Ms Patel said: “Today’s flight sends a clear message to those who break our laws and immigration rules that you will be removed quickly. Anyone who comes to our country by small boat or other dangerous, illegal means should not expect to stay in the UK for long.

“We are working closely with the Albanian government to tackle illegal immigration and this week agreed our joint operational plans to speed up the removal of Albanians entering the UK illegally on small boats.

“Together with measures in the Nationality and Borders Act, this will help end the cycle of last-minute claims and appeals that can delay removals. We will stop at nothing to remove those who have no right to be here, as the public rightly expects.”

Those deported include an offender jailed for 20 years for intent to supply class A drugs, a criminal jailed for more than four years for facilitating illegal entry into the UK and a third jailed for more than seven years for intent supply of class A drugs. drugs.

Under the new agreement, Albanian police officers will be stationed in Dover to cross-reference migrants’ fingerprints and biometric data with Albanian crime databases, while six National Crime Agency (NCA) officers are based in Tirana to tackle immigration and organized crime. crime.
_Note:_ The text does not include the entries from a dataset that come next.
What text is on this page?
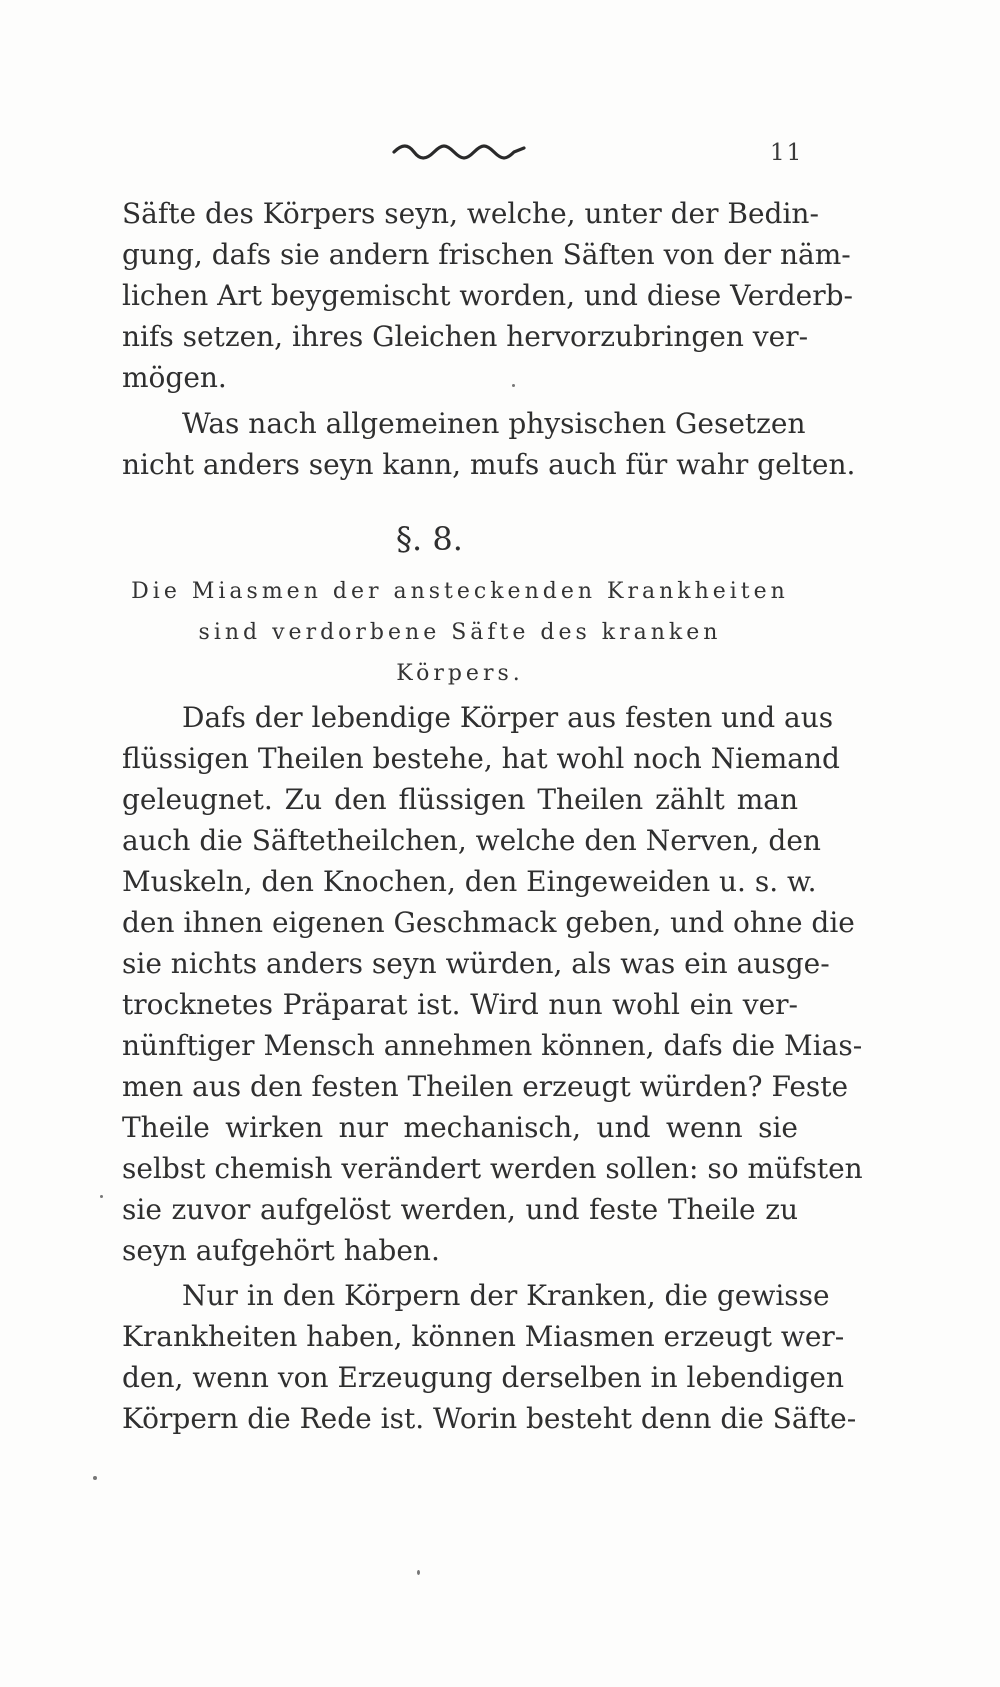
11
Säfte des Körpers seyn, welche, unter der Bedin-
gung, dafs sie andern frischen Säften von der näm-
lichen Art beygemischt worden, und diese Verderb-
nifs setzen, ihres Gleichen hervorzubringen ver-
mögen.
Was nach allgemeinen physischen Gesetzen
nicht anders seyn kann, mufs auch für wahr gelten.
§. 8.
Die Miasmen der ansteckenden Krankheiten
sind verdorbene Säfte des kranken
Körpers.
Dafs der lebendige Körper aus festen und aus
flüssigen Theilen bestehe, hat wohl noch Niemand
geleugnet. Zu den flüssigen Theilen zählt man
auch die Säftetheilchen, welche den Nerven, den
Muskeln, den Knochen, den Eingeweiden u. s. w.
den ihnen eigenen Geschmack geben, und ohne die
sie nichts anders seyn würden, als was ein ausge-
trocknetes Präparat ist. Wird nun wohl ein ver-
nünftiger Mensch annehmen können, dafs die Mias-
men aus den festen Theilen erzeugt würden? Feste
Theile wirken nur mechanisch, und wenn sie
selbst chemish verändert werden sollen: so müfsten
sie zuvor aufgelöst werden, und feste Theile zu
seyn aufgehört haben.
Nur in den Körpern der Kranken, die gewisse
Krankheiten haben, können Miasmen erzeugt wer-
den, wenn von Erzeugung derselben in lebendigen
Körpern die Rede ist. Worin besteht denn die Säfte-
The move is part of a wider deal to deport criminals and illegal immigrants in Albania, which was struck by Home Secretary Priti Patel last summer. As part of the deal, the UK spent £1m on a new police station at Rinas International Airport in Tirana to help process returnees.

A delegation of four officers from the forensic laboratories of the Albanian state police also met Home Office officials this week to discuss British funding to boost their DNA analysis and data processing capacity.